Neural changes associated with aging, mostly deteriorations, are well documented (
55). These changes include declines in hippocampus and frontal lobe volumes, shrinkage in white matter and its tracts, and reduction of dopamine producing ability. Frontal lobe and MTL areas that are important for memory encoding are often affected (
56).
Grady, McIntosh, Horwitz, Maisog, Ungerleider, Mentis (
57) examined face encoding and found that younger adults showed activations in the anterior cingulate, PFC and left temporal cortex. In contrast, significant activations in the inferior frontal cortex and MTL were not present during encoding in older adults.
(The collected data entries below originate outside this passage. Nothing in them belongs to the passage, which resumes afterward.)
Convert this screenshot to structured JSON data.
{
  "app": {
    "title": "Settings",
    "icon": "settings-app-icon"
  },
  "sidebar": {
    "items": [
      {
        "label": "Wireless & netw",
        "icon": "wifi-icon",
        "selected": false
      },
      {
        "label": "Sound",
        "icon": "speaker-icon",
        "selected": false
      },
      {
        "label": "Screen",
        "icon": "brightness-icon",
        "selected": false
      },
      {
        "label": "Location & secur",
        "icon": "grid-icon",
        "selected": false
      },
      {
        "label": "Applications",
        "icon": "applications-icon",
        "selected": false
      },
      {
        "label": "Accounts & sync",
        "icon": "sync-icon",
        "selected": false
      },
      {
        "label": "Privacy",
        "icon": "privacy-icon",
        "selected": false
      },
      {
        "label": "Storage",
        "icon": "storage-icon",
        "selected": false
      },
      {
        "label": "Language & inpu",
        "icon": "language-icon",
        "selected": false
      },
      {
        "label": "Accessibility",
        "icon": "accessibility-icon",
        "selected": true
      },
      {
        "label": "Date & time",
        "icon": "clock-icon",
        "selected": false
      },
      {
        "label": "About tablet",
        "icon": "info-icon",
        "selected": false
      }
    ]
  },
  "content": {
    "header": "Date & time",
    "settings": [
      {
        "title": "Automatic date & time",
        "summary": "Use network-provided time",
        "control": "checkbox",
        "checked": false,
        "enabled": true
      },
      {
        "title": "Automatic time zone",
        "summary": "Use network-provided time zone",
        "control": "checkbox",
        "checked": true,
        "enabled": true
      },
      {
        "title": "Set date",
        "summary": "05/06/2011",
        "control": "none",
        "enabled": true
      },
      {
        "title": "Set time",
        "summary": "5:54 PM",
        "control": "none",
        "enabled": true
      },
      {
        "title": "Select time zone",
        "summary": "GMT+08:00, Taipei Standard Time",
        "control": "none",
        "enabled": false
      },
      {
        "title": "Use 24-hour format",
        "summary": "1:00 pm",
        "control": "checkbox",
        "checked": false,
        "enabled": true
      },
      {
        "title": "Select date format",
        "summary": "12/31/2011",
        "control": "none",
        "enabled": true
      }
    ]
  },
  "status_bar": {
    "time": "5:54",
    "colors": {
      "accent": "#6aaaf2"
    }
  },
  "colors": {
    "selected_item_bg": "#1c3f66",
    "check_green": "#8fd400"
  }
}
This result has been replicated in other studies. Anderson, Iidaka, Cabeza, Kapur, McIntosh and Craik (
58) used word pairs in a paired-associate learning paradigm and found that left inferior activation was significant only in younger adults. However, older adults showed higher activation compared to younger adults in inferior parietal cortexes. The results from Anderson and Iidaka study (
58) may indicate that older adults had a tendency to rely more on shallow perceptual encoding. Activation of the left inferior PFC in younger adults was associated with semantic encoding (
59,
60). Reduced activation of left inferior PFC regions has also been found by Stebbins, Carrillo, Dorfman, Dirksen, Desmond and Turner (
61). They required their participants to make semantic/nonsemantic judgments about words during encoding.
Differences in activation of the left inferior PFC would decrease if both age groups were instructed to perform a semantic task. Logan, Sanders, Snyder, Morris and Buckner (
62) showed that inducing older adults to engage in effective encoding strategies resulted in activation of left PFC to the level of younger adults. However, there still seemed to be differences in patterns of activation in such instances. Specifically, frontal activations were left lateralized in the younger group, but located bilaterally in the older group (
31). Bilateral activation could be considered as a compensatory measure. Older adults over-recruit to compensate for loss of memory encoding process or its inefficiency. In Morcom’s study, difference was found in the left anterior temporal cortex, which was activated only in younger adults. Overall, left PFC appears to play an important role in older adults’ memory functions.